While every business owner needs an exit strategy, family business succession planning can be particularly tricky. That's because many family business owners simply assume their kids will take over the business one day but stop short of actually developing a plan for making that happen. A vague assumption of what the future will look like without strategic conversations, training and planning isn't enough to keep your business thriving into the future.
Each family is different, which means that each family business handoff is different. On one extreme, some parents are unwilling to relinquish any control of the business, preventing the younger generation from gaining valuable experience and possibly even leading them to lose interest altogether, according to CPA Mike Castle, owner of small business accounting firm Bond, Andiola & Company in Flemington, New Jersey. On the other extreme, some parents decide they're ready to retire and just dump the business in their kids' laps, leaving them to figure it out on their own.
Whether you're ready to get out now or don't think you'll ever be able to leave the business behind, it's within your power to make a smooth transition. But doing so takes careful planning. Consider Castle's four tips for successful family business succession planning.
Find Common Ground
"Parents and children need to sit down and talk about what the transition is going to look like, and make a plan that works for both," Castle says. "I have one client who's been saying for years he's going to hand over his business to his son, and the son is now 64 years old. Some adult children won't wait that long."

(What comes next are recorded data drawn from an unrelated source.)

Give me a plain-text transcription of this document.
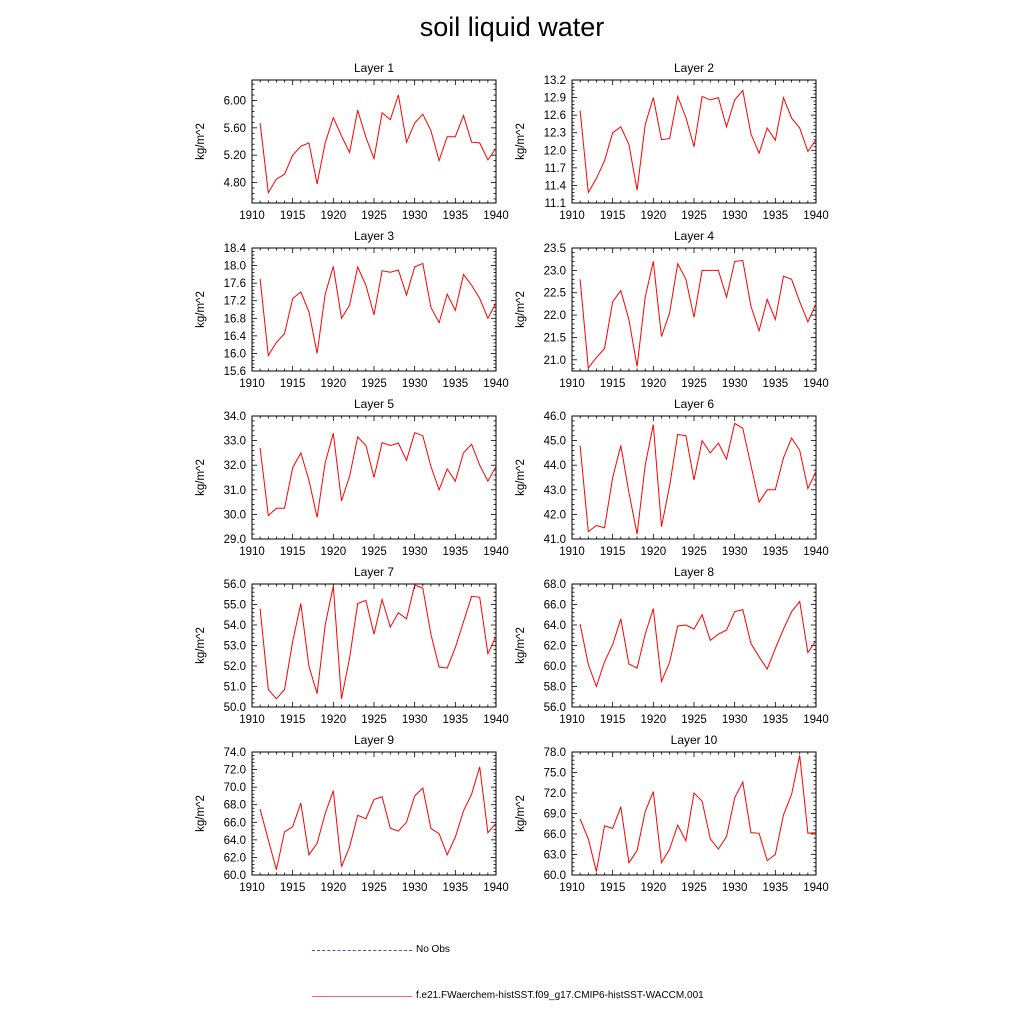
soil liquid water
Layer 1
1910 1915 1920 1925 1930 1935 1940
4.80
5.20
5.60
6.00
kg/m^2
Layer 2
1910 1915 1920 1925 1930 1935 1940
11.1
11.4
11.7
12.0
12.3
12.6
12.9
13.2
kg/m^2
Layer 3
1910 1915 1920 1925 1930 1935 1940
15.6
16.0
16.4
16.8
17.2
17.6
18.0
18.4
kg/m^2
Layer 4
1910 1915 1920 1925 1930 1935 1940
21.0
21.5
22.0
22.5
23.0
23.5
kg/m^2
Layer 5
1910 1915 1920 1925 1930 1935 1940
29.0
30.0
31.0
32.0
33.0
34.0
kg/m^2
Layer 6
1910 1915 1920 1925 1930 1935 1940
41.0
42.0
43.0
44.0
45.0
46.0
kg/m^2
Layer 7
1910 1915 1920 1925 1930 1935 1940
50.0
51.0
52.0
53.0
54.0
55.0
56.0
kg/m^2
Layer 8
1910 1915 1920 1925 1930 1935 1940
56.0
58.0
60.0
62.0
64.0
66.0
68.0
kg/m^2
Layer 9
1910 1915 1920 1925 1930 1935 1940
60.0
62.0
64.0
66.0
68.0
70.0
72.0
74.0
kg/m^2
Layer 10
1910 1915 1920 1925 1930 1935 1940
60.0
63.0
66.0
69.0
72.0
75.0
78.0
kg/m^2
No Obs
f.e21.FWaerchem-histSST.f09_g17.CMIP6-histSST-WACCM.001
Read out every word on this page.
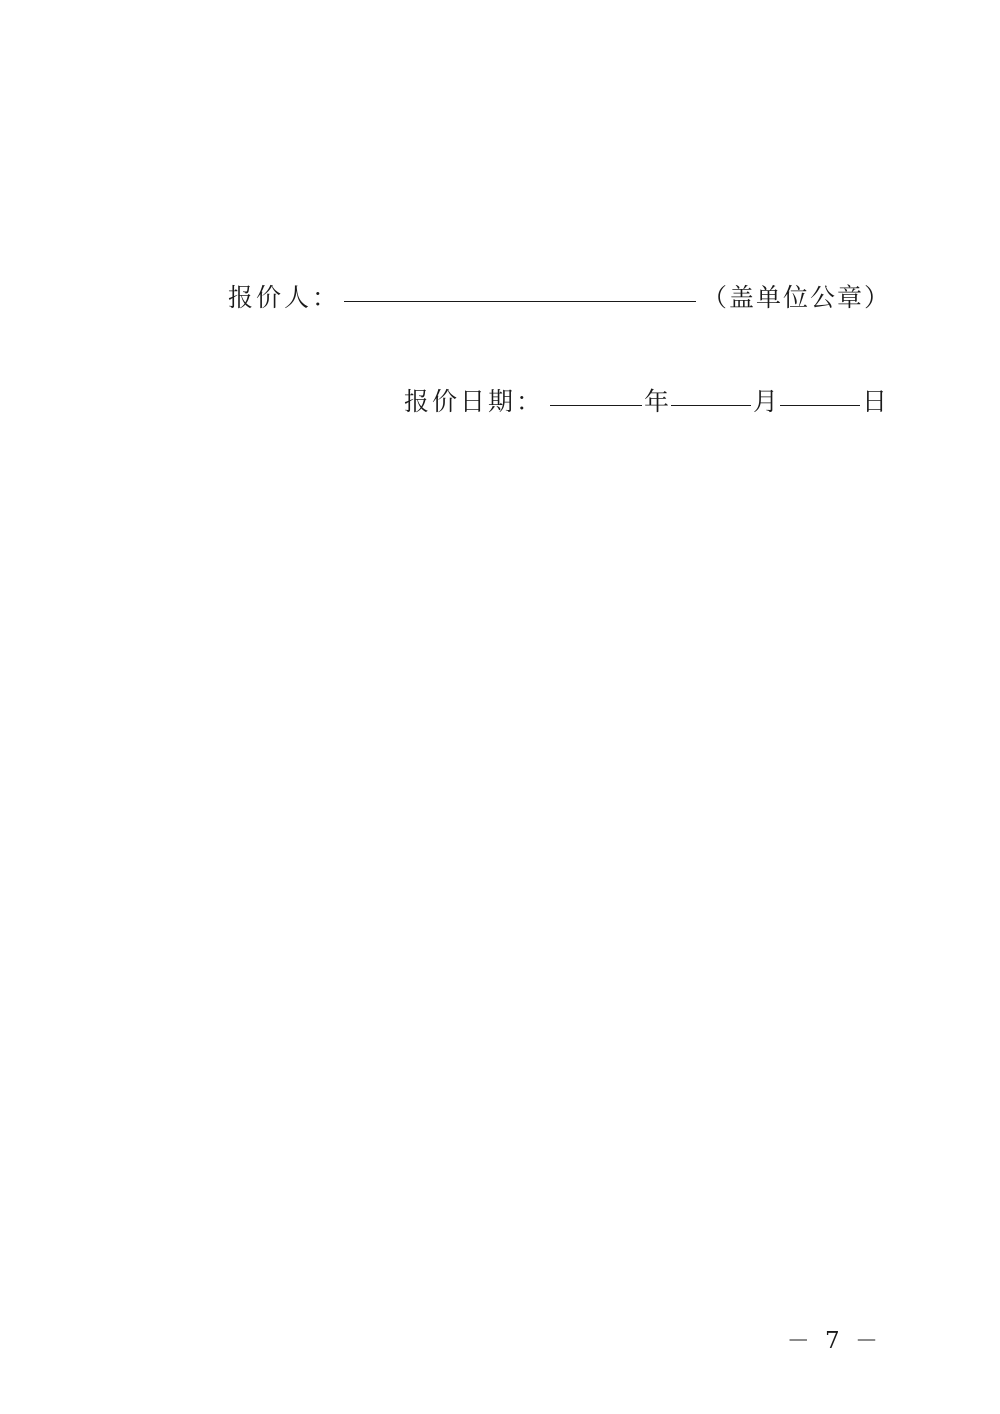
报价人：	（盖单位公章）
报价日期：	年	月	日
－ 7 －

Rather than dragging out the process or leaving your kids in the dark, talk about your plans and listen earnestly to their ideas. Search for a balance between your needs and theirs not to mention the business's.
Set Realistic Expectations
Both parents and children must be realistic about the amount of time they plan to spend in the business throughout the transition, as well as the amount of income and the benefits they can expect for that time. In many family businesses, parents may keep a hand in the business while taking more time off and living a "semi-retired" life.
That said, Castle has seen unrealistic expectations turn into arguments and bitter feelings among family members. Discuss whether the business will continue paying for cell phone bills or vehicles for parents who are retiring, for instance, and how much vacation time really makes sense.
"Transparency is very important when dealing with a business transition, especially in family businesses, in which transitions tend to be more emotional," Castle says.
Think about establishing a rough road map for the transition, for example a three-year plan that has your child taking over accounting in year one, sales in year two and announcing the transition to clients in year three. This sets expectations and opens lines of communications around how each stage of the transition is going.
Consider a Trial Period
Some families have found success in allowing their kids to start running one section of the business launching a new product line or managing one customer segment, say before they take the reins of the entire company.
"This allows the younger generation the ability to try out their own ideas or strategies with that piece of the business and see how it works," Castle says. "It's always good for the kids to work in the business or the industry before they take over the family business, but it's not a bad thing for the kids to get experience at different companies as well before going back to the family business."
If you've never sat down and thought through the details of handing off your business, start now. Even beginning with a few informal conversations to gauge your children's interest and expectations is a solid first step toward family business succession planning.